Peneliti di China menemukan mikroplastik dan nanoplastik hampir ada di semua sampel otak yang mereka periksa. Temuan ini memperkuat kekhawatiran bahwa partikel plastik berukuran sangat kecil tidak hanya beredar di lingkungan, tetapi juga mampu mencapai jaringan tubuh manusia yang paling sensitif.
Yang membuat temuan ini penting adalah pola sebarannya yang kini mulai terlihat lebih jelas. Studi tersebut menunjukkan partikel plastik hadir pada jaringan tumor otak dan jaringan otak sehat, dengan konsentrasi yang berbeda di masing-masing area.
Jejak plastik di sampel otak
Tim dari Beijing Tiantan Hospital, Peking Union Medical College Hospital, dan Chinese Research Academy of Environmental Sciences meneliti sampel selama empat tahun. Mereka menganalisis 156 sampel otak berpenyakit dari 113 pasien tumor otak dan 35 sampel otak sehat dari lima donor postmortem.
Hasilnya sangat mencolok. Mikroplastik dan nanoplastik terdeteksi pada 99,4 persen sampel otak berpenyakit dan pada seluruh sampel otak sehat, atau 100 persen.
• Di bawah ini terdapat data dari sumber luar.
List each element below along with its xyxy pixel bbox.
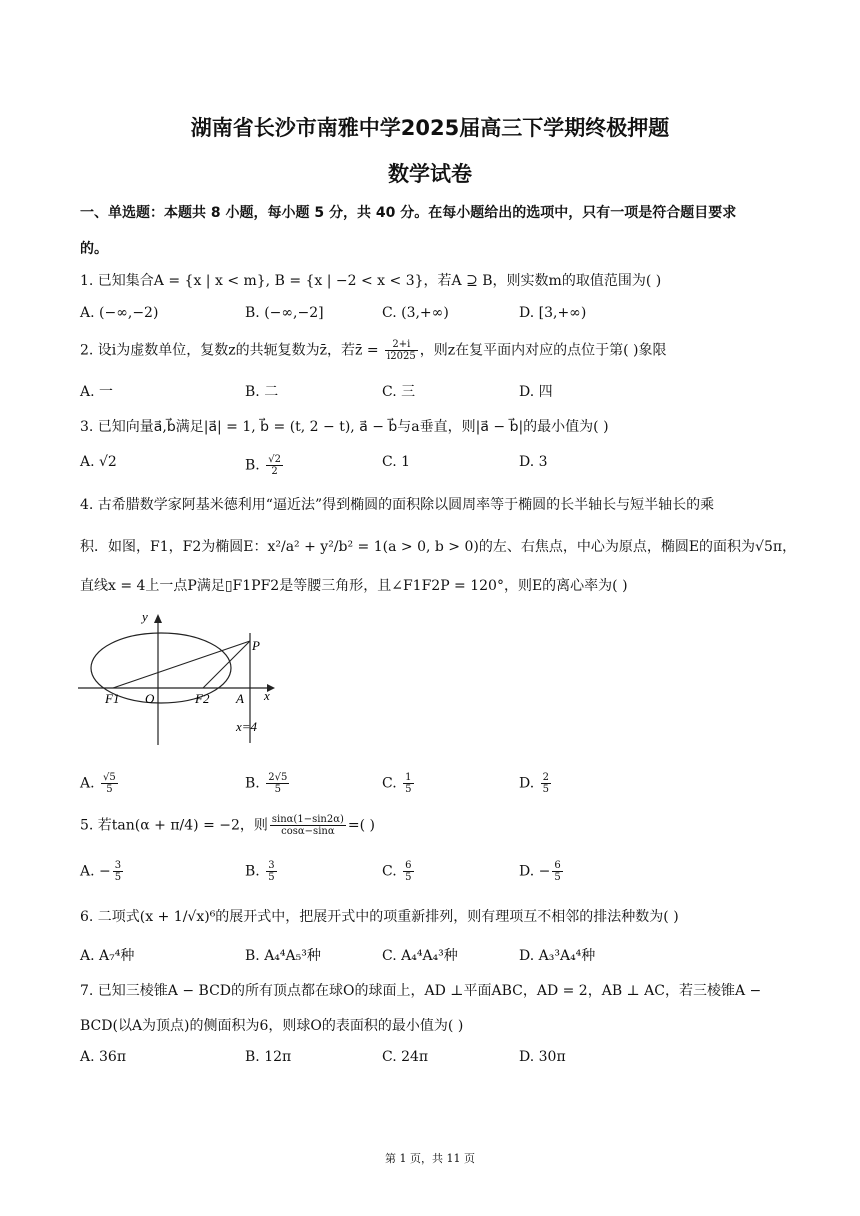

Konsentrasi partikel itu juga lebih tinggi pada jaringan otak peritumoral dibandingkan jaringan otak sehat. Temuan ini dipublikasikan dalam jurnal Nature Health dan menjadi salah satu gambaran paling rinci tentang distribusi partikel plastik di otak manusia.
Nanoplastik jadi komponen dominan
Penelitian itu juga menunjukkan nanoplastik menyumbang lebih dari separuh total beban plastik. Ukuran yang jauh lebih kecil ini diduga memberi keuntungan bagi partikel untuk menembus penghalang darah-otak.
Beijing Tiantan Hospital menjelaskan bahwa ukuran partikel berperan penting dalam penetrasi ke jaringan otak. Semakin kecil partikelnya, semakin besar peluangnya melewati penghalang biologis yang melindungi otak.
Para peneliti mengajukan dua kemungkinan utama mengapa partikel plastik bisa ditemukan di otak. Salah satunya, partikel itu tetap berada di dalam sistem pembuluh darah otak.
Kemungkinan lain berkaitan dengan kondisi tumor otak. Dalam situasi itu, penghalang darah-otak atau penghalang darah-tumor mungkin terganggu, sehingga partikel plastik dapat melewati penghalang, masuk ke parenkim otak, lalu menumpuk di sana.
Masih ditelusuri sumber paparannya
Tim peneliti juga mencoba melihat faktor yang berkaitan dengan kandungan mikroplastik lebih tinggi pada pasien tumor otak. Sejumlah faktor yang tercatat meliputi frekuensi suntikan praoperasi, indeks massa tubuh, usia, frekuensi penggunaan kosmetik, dan penggunaan pembungkus makanan plastik.
Chen Xiaolin, kepala dokter Pusat Bedah Saraf di Beijing Tiantan Hospital, menyebut penelitian ini berhasil mengidentifikasi karakteristik distribusi mikroplastik dan nanoplastik di otak manusia. Ia juga menilai ada korelasi dengan status penghalang patologis dan indikator proliferasi tumor.
Namun, Chen menegaskan temuan itu belum membuktikan bahwa partikel plastik menyebabkan perkembangan tumor otak, mempercepat progresi, atau memperburuk prognosis. Hubungan antara paparan plastik dan penyakit otak masih memerlukan penelitian lanjutan yang lebih mendalam.
Temuan ini menambah lapisan baru dalam pembahasan mikroplastik sebagai kontaminan global. Pertanyaannya kini bukan hanya seberapa luas partikel plastik menyebar di lingkungan, tetapi juga seberapa jauh partikel itu masuk ke otak dan bagaimana tubuh merespons keberadaannya.